Indoor Camping In A Hostel. Confused?

Nowadays, less and less people are staying in hotels and instead, are opting for more affordable, more sociable options like Airbnb, Couchsurfing, camping, and hostels to rest their weary heads on their jollies. Embracing this trend, Beijing-based Cao Pu Studio have designed and created a hostel that is inspired by outdoor music festivals, where guests sleep in their own, indoor “tent”.

However, instead of the great outdoors, mud, LSD and wellies, they have opted for clean, timber structured tents that are carefully stacked, overlapped and interspersed within interactive social spaces.

The hostel, which has been designed to encourage strangers to socialize, occupies one open-plan floor of a hotel. This larger shell is referred to by the architects as a “huge tent”, where the guests can cook, eat, drink, play and socialize in. Within this larger tent, they have arranged timber framed structures with frosted polycarbonate cladding, that act as individual tents in which one or two people can sleep.

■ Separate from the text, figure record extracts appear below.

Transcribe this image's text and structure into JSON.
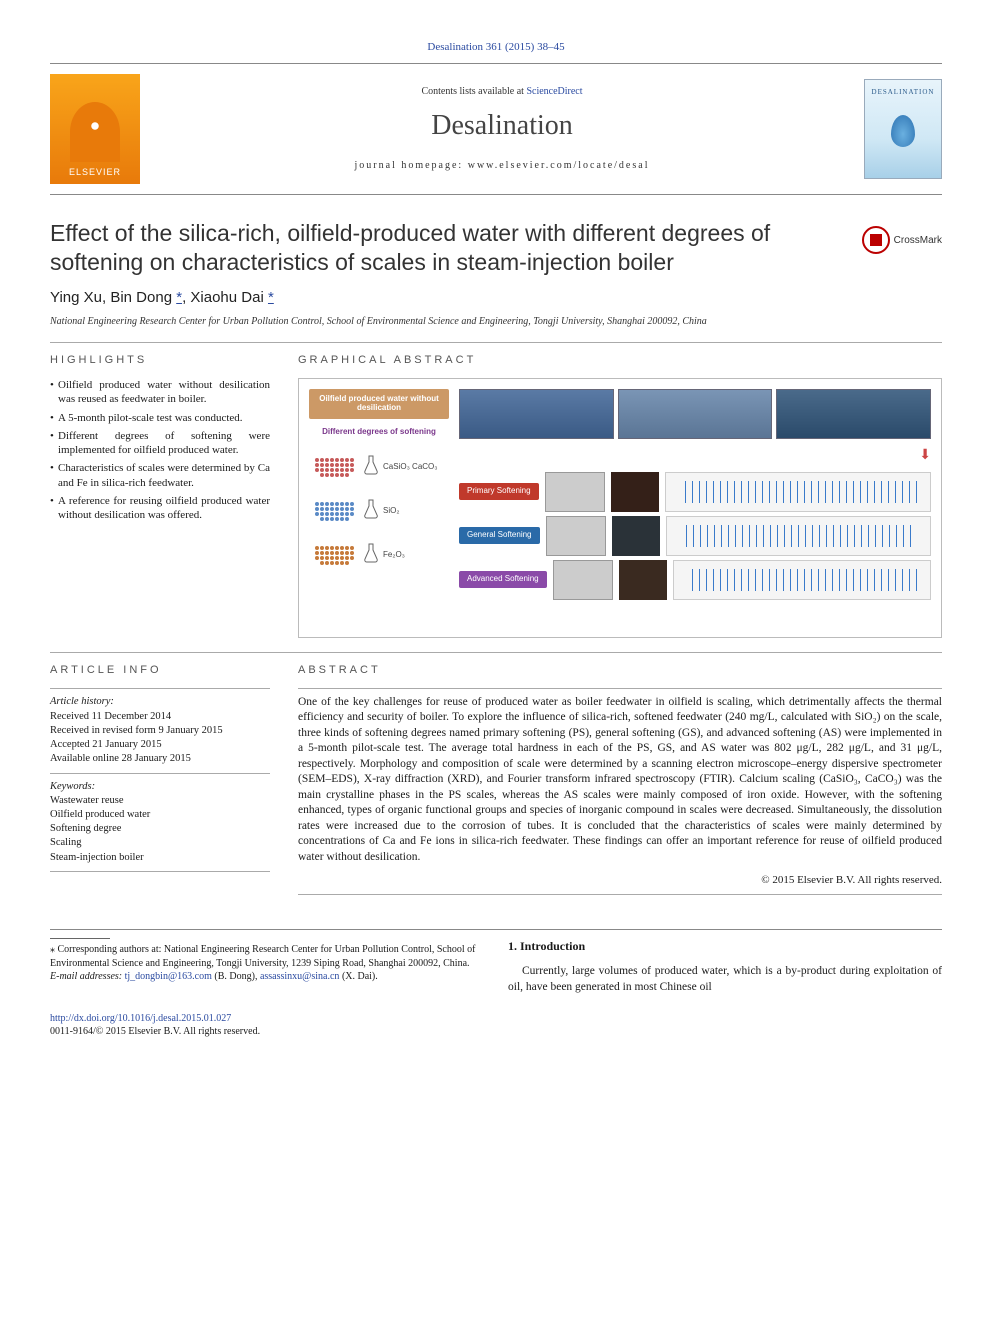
{
  "journal_ref": "Desalination 361 (2015) 38–45",
  "header": {
    "publisher": "ELSEVIER",
    "contents_prefix": "Contents lists available at ",
    "contents_link_text": "ScienceDirect",
    "journal_title": "Desalination",
    "homepage_prefix": "journal homepage: ",
    "homepage_url": "www.elsevier.com/locate/desal",
    "cover_label": "DESALINATION"
  },
  "crossmark_label": "CrossMark",
  "article_title": "Effect of the silica-rich, oilfield-produced water with different degrees of softening on characteristics of scales in steam-injection boiler",
  "authors_html": "Ying Xu, Bin Dong *, Xiaohu Dai *",
  "authors": [
    {
      "name": "Ying Xu",
      "corr": false
    },
    {
      "name": "Bin Dong",
      "corr": true
    },
    {
      "name": "Xiaohu Dai",
      "corr": true
    }
  ],
  "affiliation": "National Engineering Research Center for Urban Pollution Control, School of Environmental Science and Engineering, Tongji University, Shanghai 200092, China",
  "highlights_heading": "HIGHLIGHTS",
  "highlights": [
    "Oilfield produced water without desilication was reused as feedwater in boiler.",
    "A 5-month pilot-scale test was conducted.",
    "Different degrees of softening were implemented for oilfield produced water.",
    "Characteristics of scales were determined by Ca and Fe in silica-rich feedwater.",
    "A reference for reusing oilfield produced water without desilication was offered."
  ],
  "graphical_heading": "GRAPHICAL ABSTRACT",
  "graphical": {
    "badge": "Oilfield produced water without desilication",
    "subtitle": "Different degrees of softening",
    "rows": [
      {
        "formula": "CaSiO₃",
        "extra": "CaCO₃",
        "color": "#c65a5a",
        "label": "Primary Softening",
        "label_bg": "#c0392b",
        "sample_bg": "#342018"
      },
      {
        "formula": "SiO₂",
        "extra": "",
        "color": "#5a8ac6",
        "label": "General Softening",
        "label_bg": "#2a6aa8",
        "sample_bg": "#2a3238"
      },
      {
        "formula": "Fe₂O₃",
        "extra": "",
        "color": "#c67a3a",
        "label": "Advanced Softening",
        "label_bg": "#8a4aa8",
        "sample_bg": "#3a2a20"
      }
    ]
  },
  "article_info_heading": "ARTICLE INFO",
  "article_info": {
    "history_label": "Article history:",
    "received": "Received 11 December 2014",
    "revised": "Received in revised form 9 January 2015",
    "accepted": "Accepted 21 January 2015",
    "online": "Available online 28 January 2015",
    "keywords_label": "Keywords:",
    "keywords": [
      "Wastewater reuse",
      "Oilfield produced water",
      "Softening degree",
      "Scaling",
      "Steam-injection boiler"
    ]
  },
  "abstract_heading": "ABSTRACT",
  "abstract": "One of the key challenges for reuse of produced water as boiler feedwater in oilfield is scaling, which detrimentally affects the thermal efficiency and security of boiler. To explore the influence of silica-rich, softened feedwater (240 mg/L, calculated with SiO₂) on the scale, three kinds of softening degrees named primary softening (PS), general softening (GS), and advanced softening (AS) were implemented in a 5-month pilot-scale test. The average total hardness in each of the PS, GS, and AS water was 802 μg/L, 282 μg/L, and 31 μg/L, respectively. Morphology and composition of scale were determined by a scanning electron microscope–energy dispersive spectrometer (SEM–EDS), X-ray diffraction (XRD), and Fourier transform infrared spectroscopy (FTIR). Calcium scaling (CaSiO₃, CaCO₃) was the main crystalline phases in the PS scales, whereas the AS scales were mainly composed of iron oxide. However, with the softening enhanced, types of organic functional groups and species of inorganic compound in scales were decreased. Simultaneously, the dissolution rates were increased due to the corrosion of tubes. It is concluded that the characteristics of scales were mainly determined by concentrations of Ca and Fe ions in silica-rich feedwater. These findings can offer an important reference for reuse of oilfield produced water without desilication.",
  "copyright": "© 2015 Elsevier B.V. All rights reserved.",
  "footnotes": {
    "corr_label": "⁎ Corresponding authors at: National Engineering Research Center for Urban Pollution Control, School of Environmental Science and Engineering, Tongji University, 1239 Siping Road, Shanghai 200092, China.",
    "email_label": "E-mail addresses: ",
    "emails": [
      {
        "addr": "tj_dongbin@163.com",
        "who": " (B. Dong), "
      },
      {
        "addr": "assassinxu@sina.cn",
        "who": " (X. Dai)."
      }
    ]
  },
  "intro": {
    "heading": "1. Introduction",
    "text": "Currently, large volumes of produced water, which is a by-product during exploitation of oil, have been generated in most Chinese oil"
  },
  "doi": {
    "url": "http://dx.doi.org/10.1016/j.desal.2015.01.027",
    "issn_line": "0011-9164/© 2015 Elsevier B.V. All rights reserved."
  },
  "colors": {
    "link": "#2a4aa0",
    "elsevier_bg": "#e87a0a",
    "rule": "#888888"
  }
}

As you will find in most half-decent hostels, each sleeping “tent” is also equipped with personal plug sockets and lights. Many of the sleeping tents are stacked in an overlapping fashion to ensure the first floor sleeper has a ledge to climb up onto to get into their little tent. Needless to say, for anyone who has actually stayed in a hostel, the double stacked tents with ladders are far more reminiscent of standard bunk bed hostels rather than a music festival.

Some of the tents are clustered together to make small “zones”, meant for groups of friends and those who want a little more privacy. This seems a little counterproductive to a hostel that is attempting to foster new social interactions and experiences and seems to negate the social benefits of having no walls to partition separate rooms within the hostel. Furthermore, whilst the open plan design makes the space incredibly light, how on earth the guests will get any sleep with all that light is a question that keeps popping to mind.

There is, however, no denying that one of the funnest things about staying in a tent is the cozy, den-like feeling and, in this respect, the design is playful and successfully appeals to the inner child in us. In the same way that children build a den in a living-room, here, they have built a more private, closed off space within a larger space. It is this, coupled with the aesthetically pleasing and interesting design of the hostel that will bring guests to the hostel. However, whether or not it will foster anymore social interaction than your standard youth hostel remains to be seen.

On the whole, it strikes me more as a beautiful, fun looking hostel as opposed to a cutting-edge social interactive design and should be merited purely on that basis.